PermafrostDiscoveryGateway / viz-3dtiles

PDG vizualization pipeline for 3D Tile processing
Apache License 2.0
5 stars 2 forks source link

Speed up point iteration process #4

Closed laurenwalker closed 2 years ago

laurenwalker commented 2 years ago

There are two times in the builder script where each point in the geometry is iterated over. I want to see if these can be combined into one loop or if they are necessary

mbjones commented 2 years ago

I think both of these can be eliminated. Here's some sample code.

In the first loop, the iteration is intended to mainly add a constant z dimension to the coordinate points in the polygons. That can be done as a set operation rather than a loop using a lambda function. Here's an example of how all of the points in polygon can be updated with a z value with one line of code on an example polygon named poly:

poly = box(*Point(1.23, 9.87).buffer(1).bounds)
polyz = shapely.ops.transform(lambda x, y: (x, y, 0.1), poly)

The second loop seems to be mainly to combine all of the Polygon records from the GeoDataFrame into a single multipolygon. This can also be done in a single line of code with a list comprehension. Also, you don't need to keep track of the bounds, because you can get that directly from the Polygon and MultiPolygon objects in a single call.

# Combine all of the individual Polygon rows into a MultiPolygon and extract the bbox
miltipolygon_z_4978 = MultiPolygon([gdf_4978.geometry[row_id] for row_id in range(gdf_4978.shape[0])])
box_degrees_4978 = miltipolygon_z_4978.bounds # note this does not have the z dimension, which might need to be added
laurenwalker commented 2 years ago

So I reworked the point iteration process but it didn't speed up the execution time at all and we still need two loops. Once for the original projection to add the z values and a second time to calculate the geometry triangles as the first step of the gltf conversion.

I implemented Matt's suggestion for the first loop:

polyz = shapely.ops.transform(lambda x, y: (x, y, 0.1), poly)

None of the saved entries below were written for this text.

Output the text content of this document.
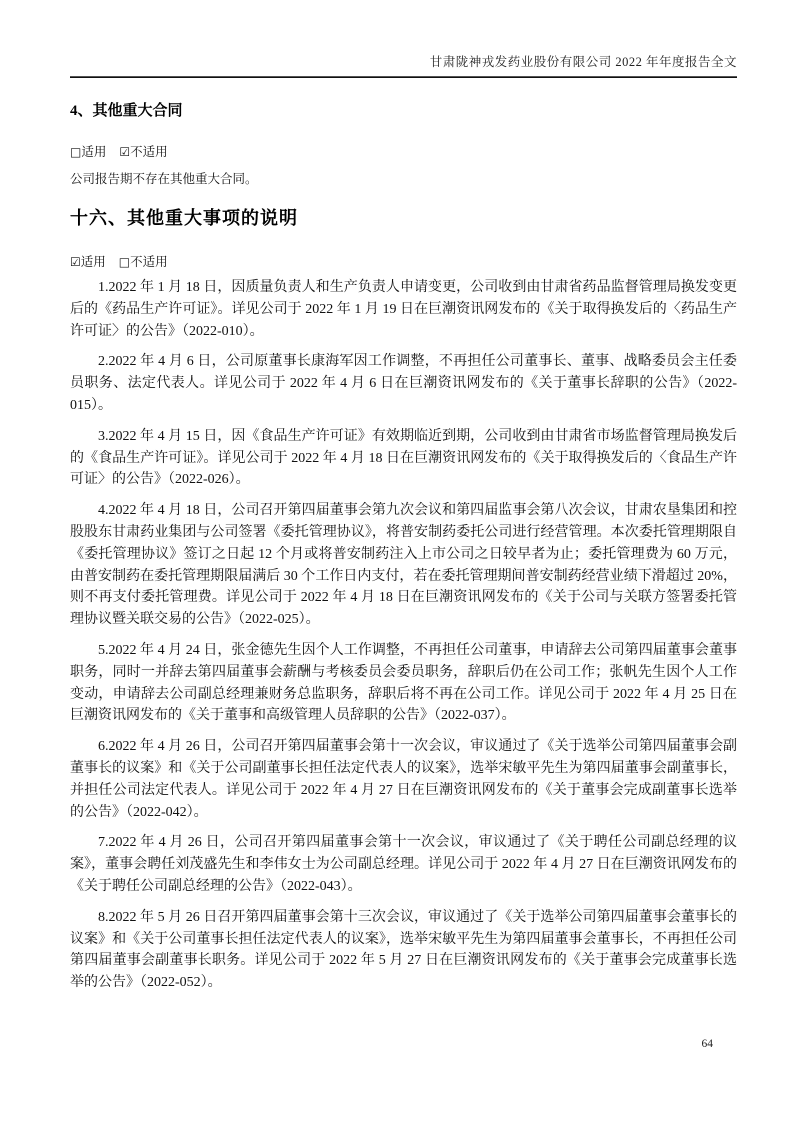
甘肃陇神戎发药业股份有限公司 2022 年年度报告全文
4、其他重大合同

□适用 ☑不适用

公司报告期不存在其他重大合同。

十六、其他重大事项的说明

☑适用 □不适用

1.2022 年 1 月 18 日，因质量负责人和生产负责人申请变更，公司收到由甘肃省药品监督管理局换发变更后的《药品生产许可证》。详见公司于 2022 年 1 月 19 日在巨潮资讯网发布的《关于取得换发后的〈药品生产许可证〉的公告》（2022-010）。

2.2022 年 4 月 6 日，公司原董事长康海军因工作调整，不再担任公司董事长、董事、战略委员会主任委员职务、法定代表人。详见公司于 2022 年 4 月 6 日在巨潮资讯网发布的《关于董事长辞职的公告》（2022-015）。

3.2022 年 4 月 15 日，因《食品生产许可证》有效期临近到期，公司收到由甘肃省市场监督管理局换发后的《食品生产许可证》。详见公司于 2022 年 4 月 18 日在巨潮资讯网发布的《关于取得换发后的〈食品生产许可证〉的公告》（2022-026）。

4.2022 年 4 月 18 日，公司召开第四届董事会第九次会议和第四届监事会第八次会议，甘肃农垦集团和控股股东甘肃药业集团与公司签署《委托管理协议》，将普安制药委托公司进行经营管理。本次委托管理期限自《委托管理协议》签订之日起 12 个月或将普安制药注入上市公司之日较早者为止；委托管理费为 60 万元，由普安制药在委托管理期限届满后 30 个工作日内支付，若在委托管理期间普安制药经营业绩下滑超过 20%，则不再支付委托管理费。详见公司于 2022 年 4 月 18 日在巨潮资讯网发布的《关于公司与关联方签署委托管理协议暨关联交易的公告》（2022-025）。

5.2022 年 4 月 24 日，张金德先生因个人工作调整，不再担任公司董事，申请辞去公司第四届董事会董事职务，同时一并辞去第四届董事会薪酬与考核委员会委员职务，辞职后仍在公司工作；张帆先生因个人工作变动，申请辞去公司副总经理兼财务总监职务，辞职后将不再在公司工作。详见公司于 2022 年 4 月 25 日在巨潮资讯网发布的《关于董事和高级管理人员辞职的公告》（2022-037）。

6.2022 年 4 月 26 日，公司召开第四届董事会第十一次会议，审议通过了《关于选举公司第四届董事会副董事长的议案》和《关于公司副董事长担任法定代表人的议案》，选举宋敏平先生为第四届董事会副董事长，并担任公司法定代表人。详见公司于 2022 年 4 月 27 日在巨潮资讯网发布的《关于董事会完成副董事长选举的公告》（2022-042）。

7.2022 年 4 月 26 日，公司召开第四届董事会第十一次会议，审议通过了《关于聘任公司副总经理的议案》，董事会聘任刘茂盛先生和李伟女士为公司副总经理。详见公司于 2022 年 4 月 27 日在巨潮资讯网发布的《关于聘任公司副总经理的公告》（2022-043）。

8.2022 年 5 月 26 日召开第四届董事会第十三次会议，审议通过了《关于选举公司第四届董事会董事长的议案》和《关于公司董事长担任法定代表人的议案》，选举宋敏平先生为第四届董事会董事长，不再担任公司第四届董事会副董事长职务。详见公司于 2022 年 5 月 27 日在巨潮资讯网发布的《关于董事会完成董事长选举的公告》（2022-052）。

64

https://github.com/PermafrostDiscoveryGateway/viz-3dtiles/blob/d35dad0b34798880e55a014b665d13570f7c2662/build-3d-tile.py#L55-L63

But this actually slows things down because in the main branch, you can see that we are only adding the z values to the convex_hull ring of the polygon. So I added back the simplify() process on the develop branch.

https://github.com/PermafrostDiscoveryGateway/viz-3dtiles/blob/d35dad0b34798880e55a014b665d13570f7c2662/build-3d-tile.py#L52

The second loop seems to be mainly to combine all of the Polygon records from the GeoDataFrame into a single multipolygon. This can also be done in a single line of code with a list comprehension. Also, you don't need to keep track of the bounds, because you can get that directly from the Polygon and MultiPolygon objects in a single call.

The second loop does a lot more than that. It creates a Multipolygon for each Polygon and calculates the geometry triangles for that polygon. The entire dataset cannot be lumped into one Multipolygon of the gltf will be created as if those many polygons are all part of the same model/feature. Cesium will also read it as one model/feature. This was one of the primary issues I fixed on the main branch last week.

So all in all, I was not able to compact the code into one loop like I wanted to, and I didn't find any ways to speed up the run time.